Motivations initiales
Les Éditions du Lombard nous ont fait le plaisir de nous envoyer cette nouvelle publication, un roman graphique couronné du prix Raymond Leblanc de la jeune création.
Synopsis
Élève de la Folkwang – une académie de danse allemande, créée à Essen en 1902 par un directeur d’opéra, Rudolf-Schulze Dornburg et le chorégraphe Kurt Jooss -, Uli rêve de Broadway, de comédie musicale. En cette année 1957, à l’occasion d’un voyage à Berlin, il rencontre Anthony, un danseur américain, avec qui il a une brève aventure.
De retour à Essen, il réalise que la classicisme de la Folkwang, ce n’est pas pour lui. Direction New-York !
Avis
Je ne connais rien à la danse. Pire, même, je crois que je n’y comprends rien. Et cela pèse sans doute sur ma réception de ce roman graphique qui, lui, en est totalement imprégné. L’album se termine d’ailleurs, dans une partie appelée Inspirations, par le portrait de trois figures de la danse, Rudolf Laban, Mary Wigman et Kurt Jooss. Et je me demande, sans pouvoir répondre à cette interrogation, si l’ouvrage ne s’inspire pas, pour représenter la danse, de la « Labanotation » inventée par le premier, manière de noter des chorégraphies… mais qui, pour des candides, donne un résultat assez ésotérique.
Je n’adore pas ce genre de dessins, et je n’ai rien compris aux passages sur la danse. Forcément, cela me met dans une situation difficile par rapport à cet album qui est entièrement consacré à cette dernière.
En revanche, j’ai vraiment trouvé l’histoire intéressante. Ce jeune allemand, venant d’une Allemagne à peine sortie de la guerre et encore profondément marquée par cet épisode de l’histoire, et débarquant à New-York, se retrouve plongé dans un milieu marqué à la fois par une ébullition permanente, mais qui souffre également d’une sorte de ghettoïsation. Anthony, jeune danseur noir, en est d’ailleurs une sorte d’incarnation, rejeté des circuits ouverts aux blancs. Mais Patty, pour sa part, souligne également le machisme d’un milieu artistique qui pourrait pourtant paraître d’avant-garde, mais qui ne lui renvoie que condescendance lorsqu’elle ose présenter un projet. Elle ne supporte plus ces hommes, dont le chorégraphe dont elle est l’assistante, qui la renvoie à ses chères études, en l’appelant « ma p’tite », « mon chou », « ma jolie ».

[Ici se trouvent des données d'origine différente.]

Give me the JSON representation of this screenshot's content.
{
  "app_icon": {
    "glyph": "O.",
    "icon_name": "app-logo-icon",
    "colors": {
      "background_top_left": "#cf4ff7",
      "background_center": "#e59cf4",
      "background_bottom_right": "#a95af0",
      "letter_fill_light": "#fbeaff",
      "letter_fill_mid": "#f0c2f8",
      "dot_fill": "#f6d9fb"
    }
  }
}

Dans la difficulté qu’il y a à arriver quelque part d’inconnu – New-York, pour le jeune Essenien, c’est un autre monde -, il y a aussi toute la difficulté de la différence, que l’on soit homosexuel ou femme.
Uli aime Anthony, mais celui-ci le rejette, parce qu’il mène un autre combat, celui d’un noir à New-York.
Jacob aime Uli, mais ce n’est pas lui que ce dernier espère.
Patty attend de la reconnaissance.
Et chacun se débat comme il peut avec ses blessures, ses espoirs et ses difficultés.
Une belle histoire de vie, donc… Même si, pour moi, elle a été rendue compliquée par la dimension graphique de la danse, et que je ne peux pas ne pas le dire…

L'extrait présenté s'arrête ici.